DAHLONEGA — The annual fall festival "Gold Rush Days," sponsored this year by the Dahlonega Jaycees, drew hundreds to the Northeast Georgia town this past weekend for a mix of arts and crafts and tasty food.
The town square and many of the streets leading away from it were lined with vendors under tents selling a variety of items and lots of different kinds of food. The festival also featured a parade through the square and gospel singing.
The fall festival is held every year during the third weekend of October to commemorate the nation’s first major gold rush, which happened in Dahlonega in 1828.
In addition to the variety of entertainment, food and other wares, several North Georgia College & State University sororities and groups also held fundraisers during the festival.
For vendors, the festival was a good opportunity for them to share their items.

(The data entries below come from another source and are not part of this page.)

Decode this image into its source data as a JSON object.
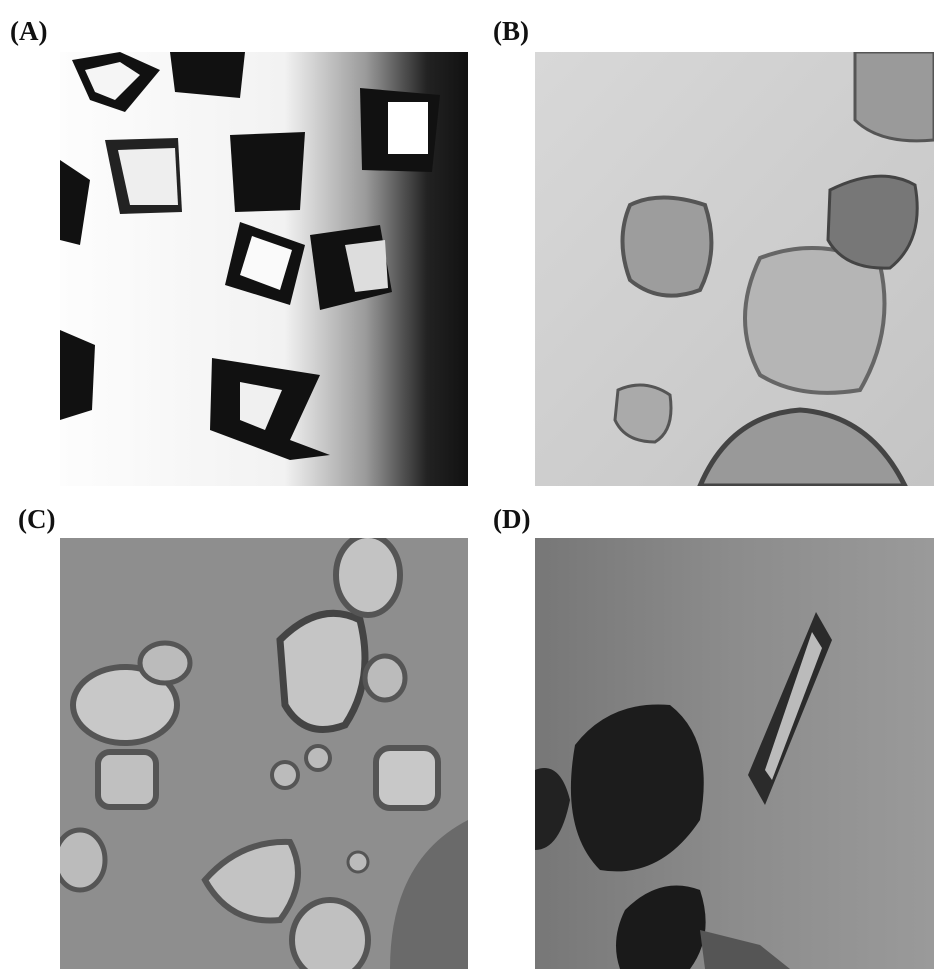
{
  "panels": [
    {
      "label": "(A)"
    },
    {
      "label": "(B)"
    },
    {
      "label": "(C)"
    },
    {
      "label": "(D)"
    }
  ]
}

Tracy Stephans sold long-sleeved T-shirts and sweatshirts fitted for women, all of which had been embroidered with holiday designs by herself.
"I’ve done this show for a couple of years," said Stephans. "It’s a lot of fun, and I like to talk to people. I just have a good time."
She also sells items for infants on which the baby’s name can be embroidered.
"I like being in Dahlonega," said Stephans. "It’s my favorite time of the year."
Brian Beals sold wooden puzzles that he carved himself.
"We were here last year, and we did quite well, so we’re back again this year," said Beals. "It’s a great show."
Beals said he started carving puzzles five years ago for his grandchildren. His puzzles are made from different kinds of wood such as maple and walnut. The puzzles were colored with food coloring approved by the Food and Drug Administration and coated with a sealer.
People came from across Northeast Georgia to experience the fall festival.
Stephanie Shoun of Gainesville said she decided to come to the festival "just out of the blue."
"It’s a nice day, and it’s something to do," said Shoun. "I enjoy just being in the mountains, looking at the different vendors, and seeing the talents of all of the people."
Matthew Milner came with his family from Hartwell to enjoy the festival.
"It’s a family tradition. We do it every year," said Milner.
He said he and his family like going to all the different fall festivals featured in Northeast Georgia every year.
Other festivals that take place in Dahlonega during the year are An Old-Fashioned Christmas in Dahlonega, held in December, and Bear on the Square, held in April.